Auf zwei Rädern für AIDS-Waisen

Der Heidelberger Student Immanuel Schulz im ruprecht-Interview

Immanuel Schulz radelte fünf Monate lang für ein AIDS-Waisen-Projekt durch Afrika. Wenn er keine Festivals für Fotografie organisiert oder für das Malaika-Projekt unterwegs ist, studiert er Soziologie, Philosophie und Psychologie in Heidelberg.

Im Oktober hatte Immanuel Schulz das vierte Wunderwelten-Festival für Fotografie und Naturschutz veranstaltet. Wenige Wochen zuvor radelte er fünf Monate lang für ein AIDS-Waisen Projekt durch Afrika. Wenn er keine Festivals organisiert oder für ein Waisenhaus unterwegs ist, studiert er Soziologie, Philosophie und Psychologie in Heidelberg.


ruprecht: Was hat dich zu deinem „Fahrrad- Abenteuer Afrika“ bewegt?

Immanuel Schulz: Durch die Festivals habe ich viele Freunde kennen gelernt. Einer davon setzt sich für das Hilfsprojekt Malaika ein. Das AIDS-Waisenhaus wurde vor eineinhalb Jahren eröffnet, da kamen die ersten Kinder in das Heim. Für dieses Projekt wollte ich mich einsetzen. Die Idee war, dass wir dem Ganzen einen Push geben, weil erst die minimalen Grundvoraussetzungen gegeben waren. Wir wollten dem Heim eine Wachstumschance und die Möglichkeit einer langfristigen Finanzierung geben. So kamen wir auf die Idee etwas Spektakuläres wie diese Fundraising „Fahrradtour“ von Kapstadt nach Kenia zu machen.

Wie seid ihr das Projekt angegangen?

Die erste Frage war, können wir uns das leisten? Eigentlich nicht. Deshalb haben wir gesagt, wir brauchen Sponsoren für die Ausrüstung und für Hilfsgelder. Irgendwann haben wir erreicht, für jeden gefahrenen Kilometer einen Euro von einem Berliner Reiseunternehmen zu bekommen. Nachdem wir dann noch Fahrräder und Ausrüstung bekommen haben, war klar, dass wir das Projekt wirklich durchziehen. Zunächst einmal gab es eine „Vor-Tour“ in Deutschland, um Geld zu sammeln. Wir waren in Rathäusern, oft auch an Schulen, haben öffentliche Vorträge gehalten und Benefiz-Partys veranstaltet. Der wirklich spannende Teil der Reise erfolgte allerdings erst in Afrika. Wir sind durch viele Länder gefahren, aber gleichzeitig sind wir mit offenen Augen durchs Land geradelt und haben geschaut, wie es vor Ort mit der HIV-Situation aussieht. Und nun folgen öffentliche Vorträge in ganz Deutschland.

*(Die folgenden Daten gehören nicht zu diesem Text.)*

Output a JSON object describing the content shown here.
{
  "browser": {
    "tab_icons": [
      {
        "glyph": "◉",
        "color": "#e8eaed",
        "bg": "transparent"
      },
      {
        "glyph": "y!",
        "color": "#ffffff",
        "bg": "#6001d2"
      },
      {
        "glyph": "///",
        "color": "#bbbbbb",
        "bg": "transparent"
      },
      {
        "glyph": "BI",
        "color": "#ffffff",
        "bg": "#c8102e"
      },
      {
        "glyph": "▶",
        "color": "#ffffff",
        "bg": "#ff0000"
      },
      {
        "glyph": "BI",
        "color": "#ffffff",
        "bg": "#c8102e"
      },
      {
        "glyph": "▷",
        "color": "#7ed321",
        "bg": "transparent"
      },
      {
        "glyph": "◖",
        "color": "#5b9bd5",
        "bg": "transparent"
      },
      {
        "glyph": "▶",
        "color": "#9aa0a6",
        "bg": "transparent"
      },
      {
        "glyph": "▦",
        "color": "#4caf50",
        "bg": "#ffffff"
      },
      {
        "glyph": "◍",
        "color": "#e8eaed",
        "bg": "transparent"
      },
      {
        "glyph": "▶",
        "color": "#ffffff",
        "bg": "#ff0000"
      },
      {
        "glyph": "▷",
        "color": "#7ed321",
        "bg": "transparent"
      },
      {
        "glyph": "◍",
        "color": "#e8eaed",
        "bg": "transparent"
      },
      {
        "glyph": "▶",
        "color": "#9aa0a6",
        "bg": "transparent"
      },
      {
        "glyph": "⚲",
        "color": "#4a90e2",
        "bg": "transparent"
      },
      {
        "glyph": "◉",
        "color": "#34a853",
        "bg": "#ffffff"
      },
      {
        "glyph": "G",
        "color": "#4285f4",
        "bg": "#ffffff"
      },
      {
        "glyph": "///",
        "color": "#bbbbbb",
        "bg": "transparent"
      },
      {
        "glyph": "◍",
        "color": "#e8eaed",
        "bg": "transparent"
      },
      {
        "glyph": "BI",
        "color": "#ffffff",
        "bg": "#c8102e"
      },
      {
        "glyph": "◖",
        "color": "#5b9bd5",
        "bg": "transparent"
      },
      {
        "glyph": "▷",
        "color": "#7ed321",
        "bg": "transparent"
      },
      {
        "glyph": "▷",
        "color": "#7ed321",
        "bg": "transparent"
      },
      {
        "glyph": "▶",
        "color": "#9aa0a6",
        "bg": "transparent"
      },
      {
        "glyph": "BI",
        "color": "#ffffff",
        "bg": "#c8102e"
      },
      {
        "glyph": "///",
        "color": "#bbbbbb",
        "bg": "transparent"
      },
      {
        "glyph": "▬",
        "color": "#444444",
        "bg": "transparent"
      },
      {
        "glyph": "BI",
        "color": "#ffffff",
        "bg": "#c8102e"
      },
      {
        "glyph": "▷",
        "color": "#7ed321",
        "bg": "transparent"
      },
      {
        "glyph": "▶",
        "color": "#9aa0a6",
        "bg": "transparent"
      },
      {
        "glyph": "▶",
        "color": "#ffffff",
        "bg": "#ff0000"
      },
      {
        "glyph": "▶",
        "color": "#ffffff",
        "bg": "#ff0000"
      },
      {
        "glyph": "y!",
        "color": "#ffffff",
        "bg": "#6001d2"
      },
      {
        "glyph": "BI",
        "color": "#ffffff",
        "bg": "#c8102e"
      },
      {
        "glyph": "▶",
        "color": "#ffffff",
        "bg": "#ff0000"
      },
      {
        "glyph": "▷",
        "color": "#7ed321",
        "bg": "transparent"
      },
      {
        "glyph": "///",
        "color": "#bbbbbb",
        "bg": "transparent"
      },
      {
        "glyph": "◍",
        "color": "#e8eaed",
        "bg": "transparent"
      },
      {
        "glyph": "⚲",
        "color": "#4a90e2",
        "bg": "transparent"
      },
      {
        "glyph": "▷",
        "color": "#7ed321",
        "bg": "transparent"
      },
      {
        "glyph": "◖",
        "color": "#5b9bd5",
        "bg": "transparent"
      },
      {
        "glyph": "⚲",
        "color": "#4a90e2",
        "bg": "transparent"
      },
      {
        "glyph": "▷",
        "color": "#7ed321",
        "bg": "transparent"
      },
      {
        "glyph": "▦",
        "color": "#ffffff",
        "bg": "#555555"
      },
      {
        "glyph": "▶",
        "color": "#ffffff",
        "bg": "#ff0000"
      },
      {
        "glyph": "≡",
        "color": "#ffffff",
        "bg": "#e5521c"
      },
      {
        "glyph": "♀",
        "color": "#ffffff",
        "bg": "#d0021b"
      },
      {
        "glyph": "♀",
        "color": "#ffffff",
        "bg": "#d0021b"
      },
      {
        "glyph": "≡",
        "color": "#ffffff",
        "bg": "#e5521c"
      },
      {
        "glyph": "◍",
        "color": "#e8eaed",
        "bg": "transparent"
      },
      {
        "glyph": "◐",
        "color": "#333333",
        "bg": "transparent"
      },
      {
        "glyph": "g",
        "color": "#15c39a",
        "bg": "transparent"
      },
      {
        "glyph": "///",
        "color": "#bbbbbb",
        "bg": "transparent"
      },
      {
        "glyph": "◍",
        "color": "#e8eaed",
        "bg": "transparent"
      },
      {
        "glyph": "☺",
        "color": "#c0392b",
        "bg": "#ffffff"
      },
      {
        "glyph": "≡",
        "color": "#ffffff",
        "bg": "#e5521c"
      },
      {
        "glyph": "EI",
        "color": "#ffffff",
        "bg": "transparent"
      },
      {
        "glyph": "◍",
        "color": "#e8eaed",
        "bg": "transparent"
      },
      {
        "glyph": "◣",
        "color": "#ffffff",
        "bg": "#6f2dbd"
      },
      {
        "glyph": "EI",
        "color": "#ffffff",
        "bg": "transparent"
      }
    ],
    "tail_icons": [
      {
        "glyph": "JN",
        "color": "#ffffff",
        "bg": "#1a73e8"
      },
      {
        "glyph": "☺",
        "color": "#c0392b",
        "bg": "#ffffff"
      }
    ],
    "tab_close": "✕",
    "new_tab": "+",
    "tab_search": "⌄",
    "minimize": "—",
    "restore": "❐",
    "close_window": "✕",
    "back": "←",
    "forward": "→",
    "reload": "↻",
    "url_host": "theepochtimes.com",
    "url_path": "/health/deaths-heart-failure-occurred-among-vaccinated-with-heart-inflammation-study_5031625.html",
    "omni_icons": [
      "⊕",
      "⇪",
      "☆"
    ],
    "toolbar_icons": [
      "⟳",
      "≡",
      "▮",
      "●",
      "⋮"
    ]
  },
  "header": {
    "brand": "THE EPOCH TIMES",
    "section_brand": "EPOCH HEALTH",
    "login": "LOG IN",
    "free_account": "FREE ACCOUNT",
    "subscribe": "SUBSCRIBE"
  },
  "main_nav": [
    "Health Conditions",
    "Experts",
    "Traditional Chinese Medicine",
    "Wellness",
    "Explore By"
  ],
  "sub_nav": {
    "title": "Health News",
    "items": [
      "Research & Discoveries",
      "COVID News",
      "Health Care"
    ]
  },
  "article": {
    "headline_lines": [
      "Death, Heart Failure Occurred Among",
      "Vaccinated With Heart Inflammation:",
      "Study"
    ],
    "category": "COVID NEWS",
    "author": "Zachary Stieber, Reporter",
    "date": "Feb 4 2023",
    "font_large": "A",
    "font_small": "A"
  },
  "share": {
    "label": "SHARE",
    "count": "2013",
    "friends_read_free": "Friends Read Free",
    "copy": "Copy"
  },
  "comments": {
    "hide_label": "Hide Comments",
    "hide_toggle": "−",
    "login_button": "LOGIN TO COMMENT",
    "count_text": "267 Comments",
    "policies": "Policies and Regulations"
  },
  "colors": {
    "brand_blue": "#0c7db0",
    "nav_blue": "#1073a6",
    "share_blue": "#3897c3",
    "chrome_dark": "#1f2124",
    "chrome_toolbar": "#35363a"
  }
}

Was hat dich in Afrika erwartet?

Wir sind genau am 1. April losgefahren. Als wir auf dem Weg zum Münchener Flughafen waren, hat es geschneit, in Afrika hatten wir schon am zweiten Tag 41 Grad. Wir waren mit schwer bepackten Fahrrädern unterwegs: Mit dem extra Wasser waren es 72 Kilogramm.
In jedem neuen Land mussten wir uns erstmal wieder zurecht finden, das heißt, das Geld, die Währung, aber auch die Kultur und die Menschen. Als wir von Kapstadt aus losfuhren befanden wir uns noch in einem Afrika mit Supermärkten und Teerstraßen. Dann in Botswana, Sambia und Malawi kamen wir plötzlich in das richtige Afrika mit vielen Lehmhütten an den Straßenseiten und kleinen Märkten. Dort haben wir angefangen in sogenannten „Mamas“ zu essen. Das sind Stände, an denen es hauptsächlich Reis und Gemüse gibt. Jeden Tag mussten wir aufs Neue schauen, wo wir in der Nacht unterkommen. Am Anfang haben wir unter Straßenbrücken oder im Gebüsch übernachtet.
Als die Gegenden dann besiedelter wurden, haben wir uns in lokalen Gasthäusern niedergelassen. Pro Person hat das umgerechnet etwa zwei Euro gekostet.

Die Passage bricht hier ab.